Image scraper for Google Image to collect images from their official websites (Python3 and Selenium)
This code is used to scrap images from Google Image. Typical image scrapers query a keyword in Google Image and download the result images. However, this technique returns a small image size without their original names.
This crawler collects images from their original websites.
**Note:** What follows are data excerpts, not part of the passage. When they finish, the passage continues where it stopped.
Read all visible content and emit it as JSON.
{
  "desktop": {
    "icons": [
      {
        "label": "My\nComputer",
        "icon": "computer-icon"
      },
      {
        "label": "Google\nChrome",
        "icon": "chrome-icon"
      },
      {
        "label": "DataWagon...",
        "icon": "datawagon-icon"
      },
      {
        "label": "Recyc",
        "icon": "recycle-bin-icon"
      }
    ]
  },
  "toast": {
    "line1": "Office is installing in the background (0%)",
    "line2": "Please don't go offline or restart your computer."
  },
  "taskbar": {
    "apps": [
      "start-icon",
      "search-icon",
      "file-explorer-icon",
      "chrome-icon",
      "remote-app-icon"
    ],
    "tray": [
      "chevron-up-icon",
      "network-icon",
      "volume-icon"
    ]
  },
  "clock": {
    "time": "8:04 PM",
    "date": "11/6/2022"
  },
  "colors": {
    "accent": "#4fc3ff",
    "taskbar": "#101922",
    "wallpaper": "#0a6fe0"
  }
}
Basically, it follows the next logic:
- Query Google Image for a particular query, e.g. "cat"
- Using Selenium library, it opens a web page and collects and scroll down the Google Image page to obtain as many images as possible
- Then, the result HTML code of the Google Image is saved locally
- Using the Beautiful Soup library, the crawler parses the original websites of each image and visits them website individually 5- For each website, the crawler collects all the images and save them locally in a new folder, named as the query.
For this version, I hardcoded the following parameters, but they need to be changed when you use the script:
- Selenium driver path ( you can download it online, just google it)
- The query keywords
- The output folder name
When you run the Jupyter notebook, you will get a folder called "Dataset". Inside Dataset, you will have two sub-folders:
- images: this folder will contain a folder for the images of each query.
- soups: HTML code dump from Google Image with the query
The requirements for this project are:
- BeautifulSoup
- Selenium (I'm using FireFox here)
- Python3, of course :)
- tqdm
- requests
Just download everything with pip, and you are ready to go!